Reselling - This is always a good option. Some companies will pay you a retainer or help you with start up costs or even provide you with leads or work. If you are a hands on type contracting is a good earner.  When times are good and when they are tough your gear will diversify to other jobs - for example a works van can be a courier service or taxi by night. A fork truck can be a training tool for licensing new drivers (with training) a few local ads, google and some networked contacts provides a year's earnings. If you use a lot of something, keep bigger stocks and sell them on to colleagues or local businesses.

Agencies and Distributorships - the former should always provide you with leads and a visible career path and the independence to achieve it.  Good agents are very scarce, there are lots of good opportunities going, and not just for people, companies make very good livings from agency work.

Distributors imply stock or delivering, you can often get help with credit and good terms to give you time to sell and collect money.

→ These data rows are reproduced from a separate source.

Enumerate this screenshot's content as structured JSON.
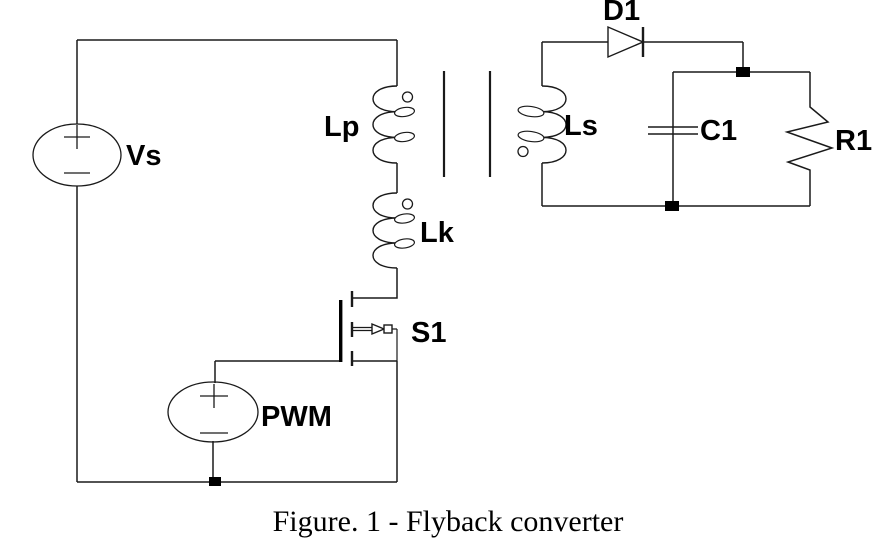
{
  "figure": {
    "caption": "Figure. 1 - Flyback converter"
  },
  "components": {
    "vs": {
      "label": "Vs",
      "symbol": "dc-voltage-source"
    },
    "lp": {
      "label": "Lp",
      "symbol": "inductor-primary-winding"
    },
    "ls": {
      "label": "Ls",
      "symbol": "inductor-secondary-winding"
    },
    "lk": {
      "label": "Lk",
      "symbol": "leakage-inductor"
    },
    "s1": {
      "label": "S1",
      "symbol": "n-mosfet-switch"
    },
    "pwm": {
      "label": "PWM",
      "symbol": "pulse-voltage-source"
    },
    "d1": {
      "label": "D1",
      "symbol": "diode"
    },
    "c1": {
      "label": "C1",
      "symbol": "capacitor"
    },
    "r1": {
      "label": "R1",
      "symbol": "resistor"
    }
  },
  "colors": {
    "line": "#1a1a1a",
    "background": "#ffffff",
    "text": "#000000"
  }
}
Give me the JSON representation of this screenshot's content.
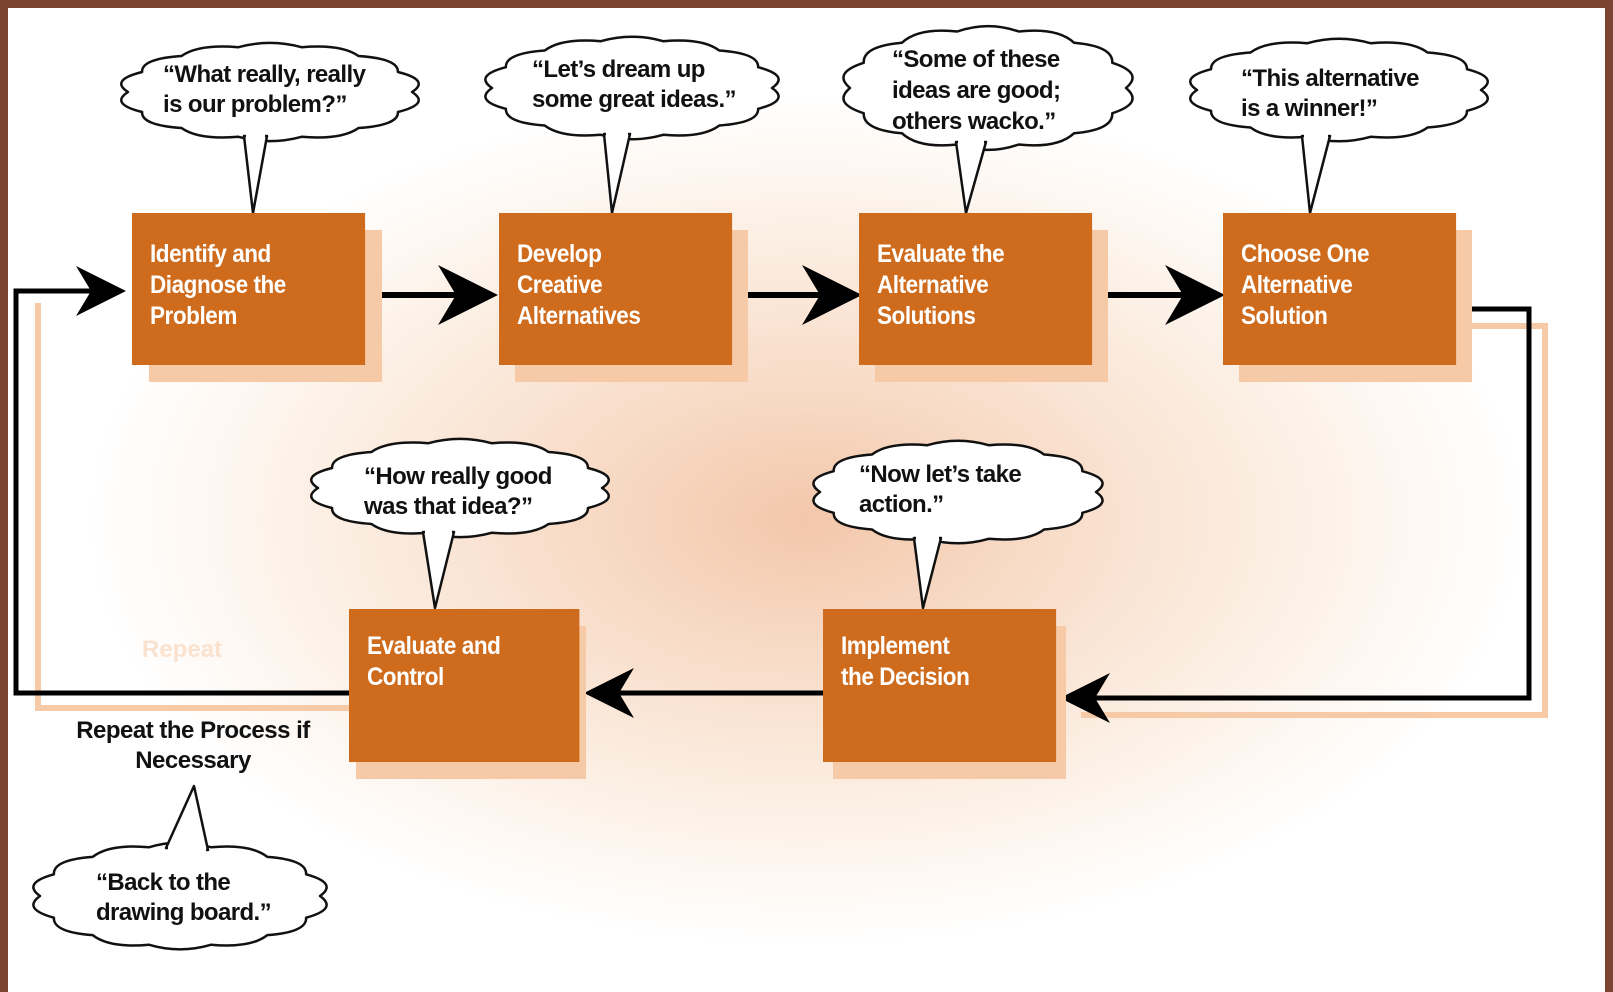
{
  "colors": {
    "box_fill": "#cf6b1c",
    "box_text": "#ffffff",
    "shadow": "#f6c9a7",
    "frame": "#7a4430",
    "arrow": "#000000"
  },
  "steps": [
    {
      "label": "Identify and\nDiagnose the\nProblem",
      "thought": "“What really, really\nis our problem?”"
    },
    {
      "label": "Develop\nCreative\nAlternatives",
      "thought": "“Let’s dream up\nsome great ideas.”"
    },
    {
      "label": "Evaluate the\nAlternative\nSolutions",
      "thought": "“Some of these\nideas are good;\nothers wacko.”"
    },
    {
      "label": "Choose One\nAlternative\nSolution",
      "thought": "“This alternative\nis a winner!”"
    },
    {
      "label": "Implement\nthe Decision",
      "thought": "“Now let’s take\naction.”"
    },
    {
      "label": "Evaluate and\nControl",
      "thought": "“How really good\nwas that idea?”"
    }
  ],
  "loop": {
    "label": "Repeat the Process if\nNecessary",
    "thought": "“Back to the\ndrawing board.”",
    "ghost_text": "Repeat"
  }
}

Are you already doing this, with room for ad ons? or could your customers be helped by you doing a better job supplying essential goods and services at a better performance level? Here is a link to a website that offers special deals to the trade to give you some ideas of the support and help available for these business arrangements take a few minutes to have a look round it may help you.

Buy a Business - yes it is fraught but if you go and have a look or know of someone retiring who has not planned an exit route...which is most people, you can get yourself the goose that lays golden eggs, sometimes for a year's pay to the owner or less. Many people find value hard to attribute. The business is worth a year to a year and a half's gross profit after direct revenue generation costs and about 10% of the current book value of any assets, 100% of  the cost of any current saleable stock (anything not covered in dust).

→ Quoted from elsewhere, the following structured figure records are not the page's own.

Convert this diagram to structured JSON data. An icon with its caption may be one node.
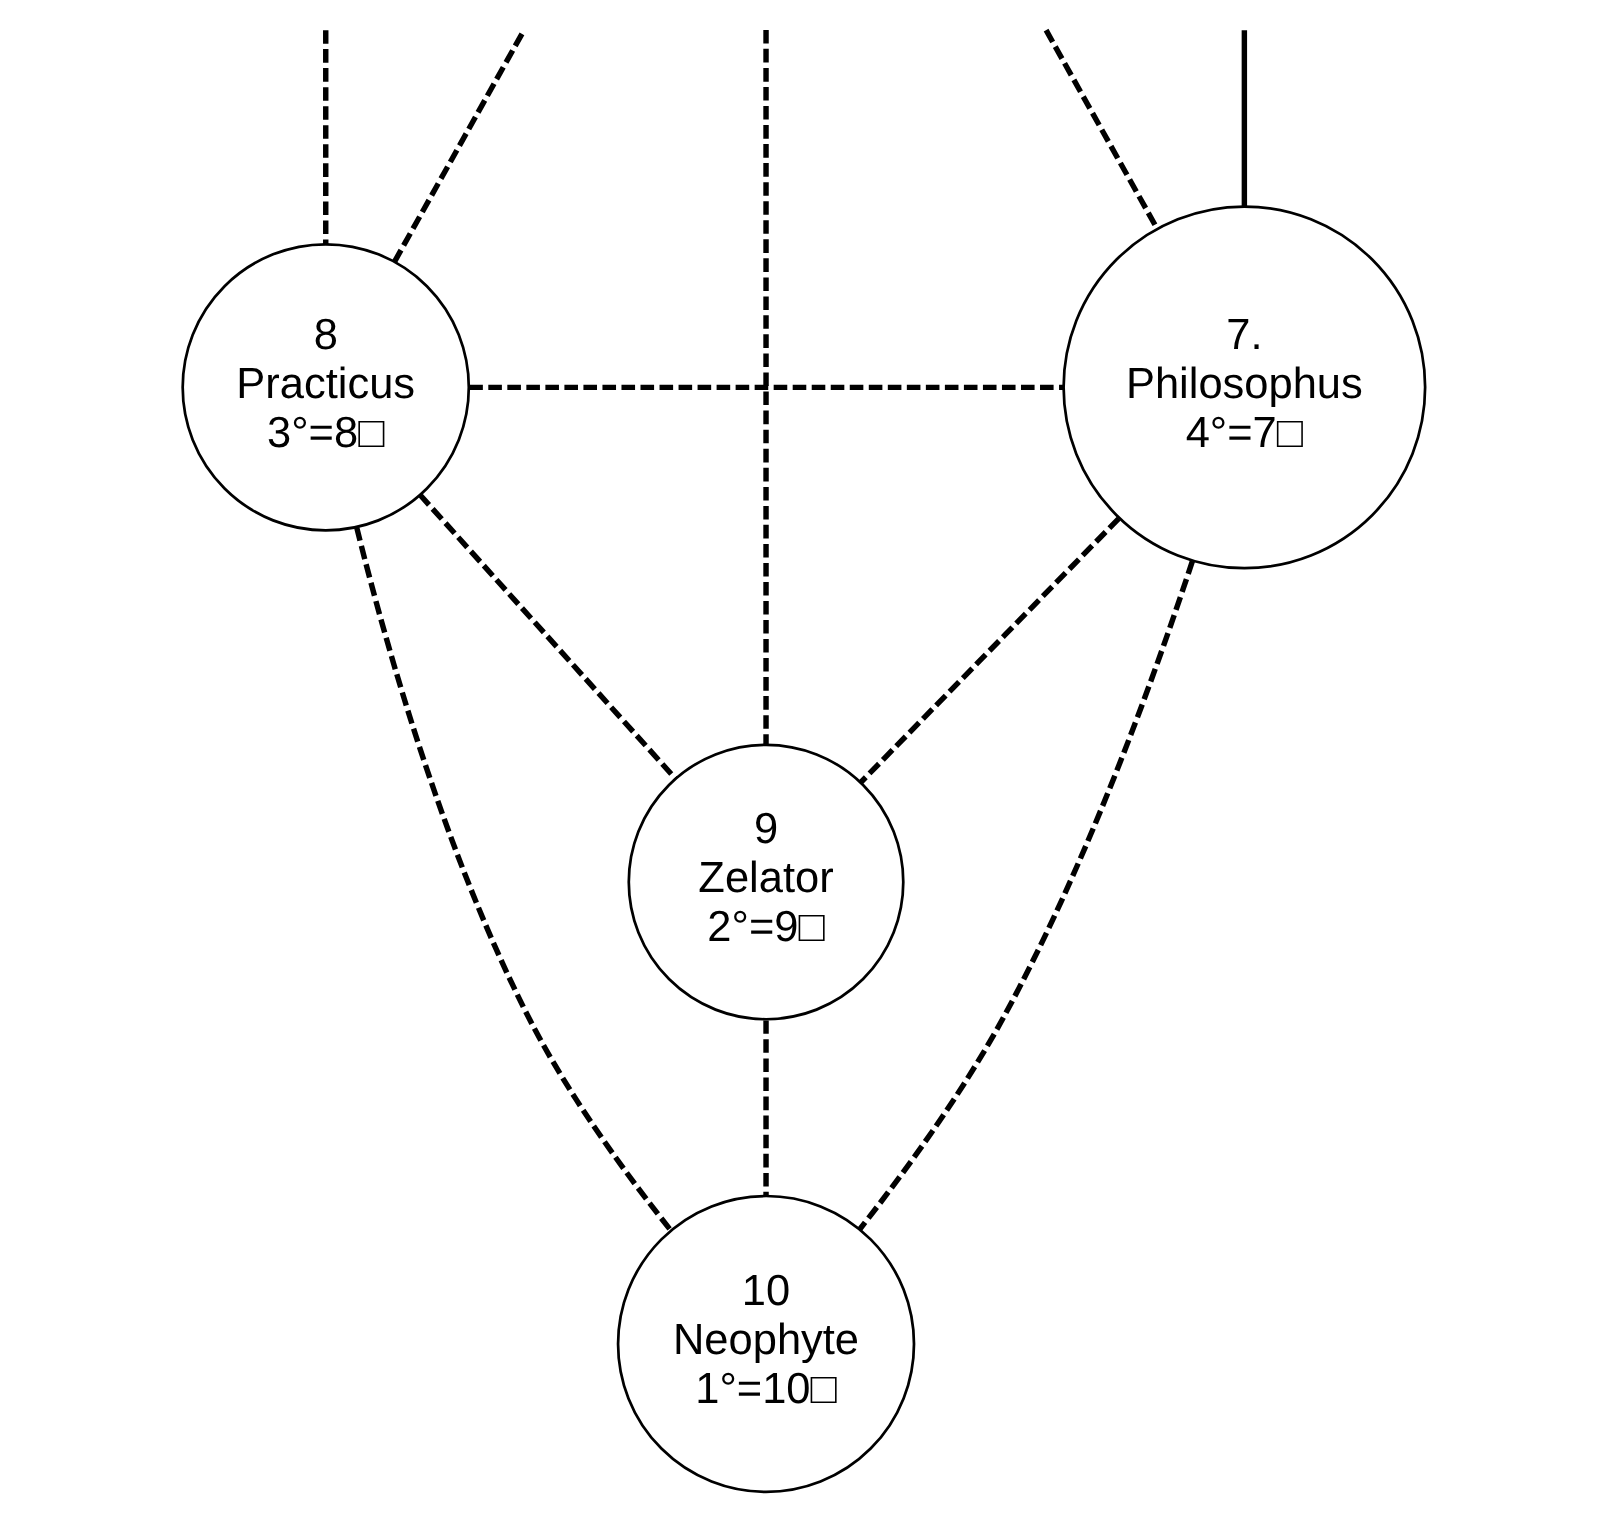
{
  "diagram": {
    "nodes": [
      {
        "text": [
          "8",
          "Practicus",
          "3°=8□"
        ]
      },
      {
        "text": [
          "7.",
          "Philosophus",
          "4°=7□"
        ]
      },
      {
        "text": [
          "9",
          "Zelator",
          "2°=9□"
        ]
      },
      {
        "text": [
          "10",
          "Neophyte",
          "1°=10□"
        ]
      }
    ],
    "edges": [
      {
        "from": null,
        "to": 0,
        "arrow": "none",
        "style": "dashed"
      },
      {
        "from": 0,
        "to": null,
        "arrow": "none",
        "style": "dashed"
      },
      {
        "from": null,
        "to": 2,
        "arrow": "none",
        "style": "dashed"
      },
      {
        "from": null,
        "to": 1,
        "arrow": "none",
        "style": "dashed"
      },
      {
        "from": null,
        "to": 1,
        "arrow": "none"
      },
      {
        "from": 0,
        "to": 1,
        "arrow": "none",
        "style": "dashed"
      },
      {
        "from": 0,
        "to": 2,
        "arrow": "none",
        "style": "dashed"
      },
      {
        "from": 1,
        "to": 2,
        "arrow": "none",
        "style": "dashed"
      },
      {
        "from": 0,
        "to": 3,
        "arrow": "none",
        "style": "dashed"
      },
      {
        "from": 1,
        "to": 3,
        "arrow": "none",
        "style": "dashed"
      },
      {
        "from": 2,
        "to": 3,
        "arrow": "none",
        "style": "dashed"
      }
    ]
  }
}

Nothing for goodwill - no really don't do it.

The current order book value in GP and all the cash. Consider the liabilities especially pensions and severances or redundancies, bad debts and slow payers.

Seriously check out lease and rental commitments, loans, debentures or any other strings that come with the business and who's name is on them - you might find yourself on the wrong end of early debt collection and notices to quit. Better still make sure the current incumbent sorts them out before they go. Be very careful of one man businesses with no clear demarcation lines.

Then have a chat with your accountant.

Equipment
- Always keep an eye out for new lines and products to deal in, it's free of complications and very focused and a really simple opportunistic way to add some income to your business.